Untuk tarif PPh yang dikenakan sebesar 30%, tetapi paras peserta wajib pajak bisa membayar 20% apabila diinvestasikan ke instrumen SBN. Dasar pengenaan pajak adalah nilai nominal untuk harta berupa kas atau setara kas dan harga perolehan untuk harta selain kas atau setara kas.

Sri Mulyani mengatakan bahwa kebijakan kembali dijalankan setelah pemerintah mengklaim bahwa Indonesia sebagai salah satu negara yang sukses dalam melakukan program tax amnesty dibanding dengan negara lain. Diketahui, program pengampunan pajak itu berlangsung pada 2016-2017 lalu.

"Jumlah deklarasi mencapai Rp 4.884 triliun, atau mencapai 39,3%. Bayangkan 40% dari GDP kita yang tidak dideklarasikan kemudian dideklarasikan di dalam tax amnesty," ujar Sri Mulyani dalam rapat kerja Komisi XI DPR, dikutip Selasa 29 Juni 2021.

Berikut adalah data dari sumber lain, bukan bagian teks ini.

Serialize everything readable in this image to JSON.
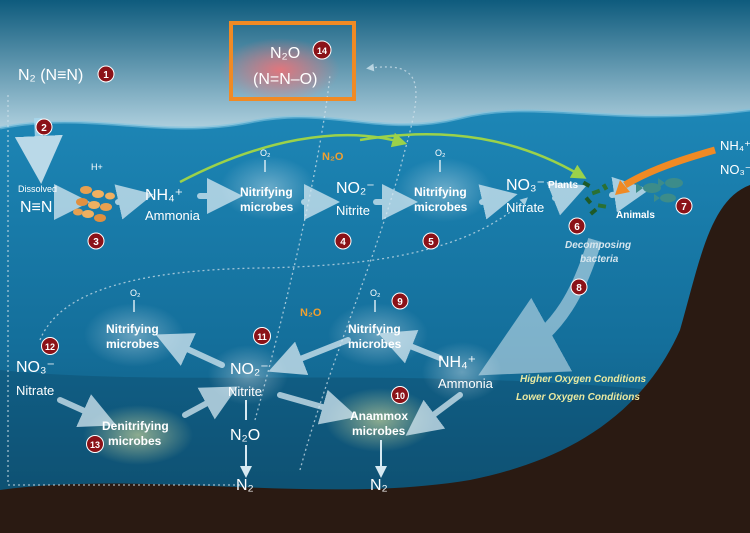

Ia mengatakan bahwa total uang tebusan mencapai Rp 114,54 triliun atau sekitar 0,92% dari GDP. "Ini adalah total terbesar di antara berbagai negara yang pernah melaksanakan tax amnesty," kata dia. 

Menurutnya, Tax Amnesty telah mendorong kepatuhan pajak dari para peserta wajib pajak. Ia menyebut salah satunya dari sisi compliance atau kepatuhan yang meningkat dari 8,1% pada 2014, menjadi 132,5% pada 2016. Sehingga peningkatan kepatuhan SPT tahunannya mencapai lebih dari 91%.

Sri Mulyani mengatakan untuk pertumbuhan nilai pembayaran pajak orang pribadi yang merupakan peserta tax amnesty, juga mengalami kenaikan atau lebih tinggi dari wajib pajak yang bukan peserta tax amnesty.